November Is Pancreatic Cancer Awareness Month - NFCR


November Is Pancreatic Cancer Awareness Month

X-ray highlighting the pancreas

Even in the company of other vicious diseases, pancreatic cancer is particularly nasty: The one-year relative survival rate is 20% and the five-year rate is 7%. It ranks third in cancer-related deaths in the United States, and it is expected that over 55,000 Americans will be diagnosed this year alone.

It is deadly because it is stealthy.

While testicular cancer presents with a lump and skin cancer with a lesion, because the pancreas is buried so deeply within the body, the initial signs of pancreatic cancer are often overlooked or misdiagnosed.  November is Pancreatic Cancer Awareness Month, and the overall message is for the populace to not take mysterious symptoms lightly.

“It is the world’s toughest cancer,” admits Virginia Manax, M.D., chief medical officer of the Pancreatic Cancer Action Network (PanCAN) and one of the nation’s loudest advocates for pancreatic health. “And it takes a lot of imaging and a lot of tests to detect it. Moreover, there are no tests for early detection. When it presents an opportunity to be detected, it’s usually at an advanced state.”

That “advanced state,” she explains, most often announces itself as a yellowing of the skin and eyes, a condition known as jaundice. A tumor in the head of the pancreas can cause narrowing of the bile duct and block the bile (a fluid that aids digestion) flowing from the gallbladder and into the small intestine. Blockage of the duct causes a buildup of bilirubin, an orange-yellow pigment formed in the liver by the breakdown of hemoglobin and excreted in bile that then leaks into the body, causing the discoloration. It is at this point, however, that the cancer has begun to spread and is in its deadliest stage.

But this only after a host of far less obvious clues become manifest: belly or back pain, diabetes, nausea and vomiting, uneven fat distribution, poor appetite and weight loss. The key, says Manax, is how quickly these signs present, how long they persist and how dramatic they are. For example, a person’s weight will naturally oscillate from month to month, but a sudden drop of 15 pounds or more for no apparent reason is cause to see your doctor.

Manax is quick to add, however, that while the signs and symptoms of pancreatic cancer are surreptitious, its risk factors are not.

“Age (the average age for a diagnosis is 71), family history, if there is an incidence of chronic or hereditary pancreatitis, smoking, obesity and long-standing diabetes—these are the more familiar risk factors for developing the cancer,” she says.

“Chemotherapy, radiotherapy and surgery are the usual treatments,” Manax continues, “and there are some targeted therapies, but those depend on the kind of cancer diagnosed and the stage.”

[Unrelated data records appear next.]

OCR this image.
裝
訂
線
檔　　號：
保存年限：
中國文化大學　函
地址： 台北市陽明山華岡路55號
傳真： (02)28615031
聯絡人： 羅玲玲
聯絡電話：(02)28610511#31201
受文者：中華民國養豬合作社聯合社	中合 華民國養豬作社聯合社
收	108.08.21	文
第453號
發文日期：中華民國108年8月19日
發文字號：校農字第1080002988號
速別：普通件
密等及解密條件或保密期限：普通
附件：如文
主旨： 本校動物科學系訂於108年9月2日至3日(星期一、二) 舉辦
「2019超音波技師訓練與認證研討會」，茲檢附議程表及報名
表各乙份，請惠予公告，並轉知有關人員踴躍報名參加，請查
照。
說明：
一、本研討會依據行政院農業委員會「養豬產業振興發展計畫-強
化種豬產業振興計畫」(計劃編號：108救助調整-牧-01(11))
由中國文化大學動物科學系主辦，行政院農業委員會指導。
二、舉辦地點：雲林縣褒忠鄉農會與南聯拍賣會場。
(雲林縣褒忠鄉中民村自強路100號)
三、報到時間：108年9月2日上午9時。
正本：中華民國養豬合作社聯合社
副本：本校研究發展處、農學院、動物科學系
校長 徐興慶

Manax is alluding to the fact that “pancreatic cancer” is actually an umbrella term, for there are several different kinds of the disease. The pancreas is primarily composed to two types of cells, exocrine cells that help with digestion, and endocrine cells that are responsible for insulin production. About 95% of cancers of the exocrine pancreas are adenocarcinomas, usually starting in the ducts of the pancreas. Tumors of the endocrine pancreas are far less common, making up less than 5% of all pancreatic cancers. As a group, they are often called pancreatic neuroendocrine tumors or islet cell tumors, and some of this type can, in fact, be benign (but whose cells can be practically identical to a cancerous one under a microscope).

“Physicians and individuals need to know what this cancer is,” Manax says. “They need to know of potential symptoms. Pancreatic cancer is already the third deadliest cancer in the USA, and it is expected to become the second most deadly in 2020.”

Along with Manax and PanCAN, the National Foundation for Cancer Research (NFCR) also makes pancreatic cancer a focus. Two currently funded NFCR scientists, Daniel Von Hoff, M.D., and Laurence Hurley, Ph.D., are working at the genetic level of the disease, seeking ways to use the body’s DNA to suppress tumors. Another recently funded NFCR physician, Yung-Chi Cheng, Ph.D., has explored the therapeutic properties of PHY906, a Chinese herbal medicine formula. When combined with chemotherapy, PHY906 alleviates the unpleasant gastrointestinal side effects of chemotherapy for pancreatic, colorectal and liver cancer patients. There is evidence PHY906 may have antitumor properties, as well.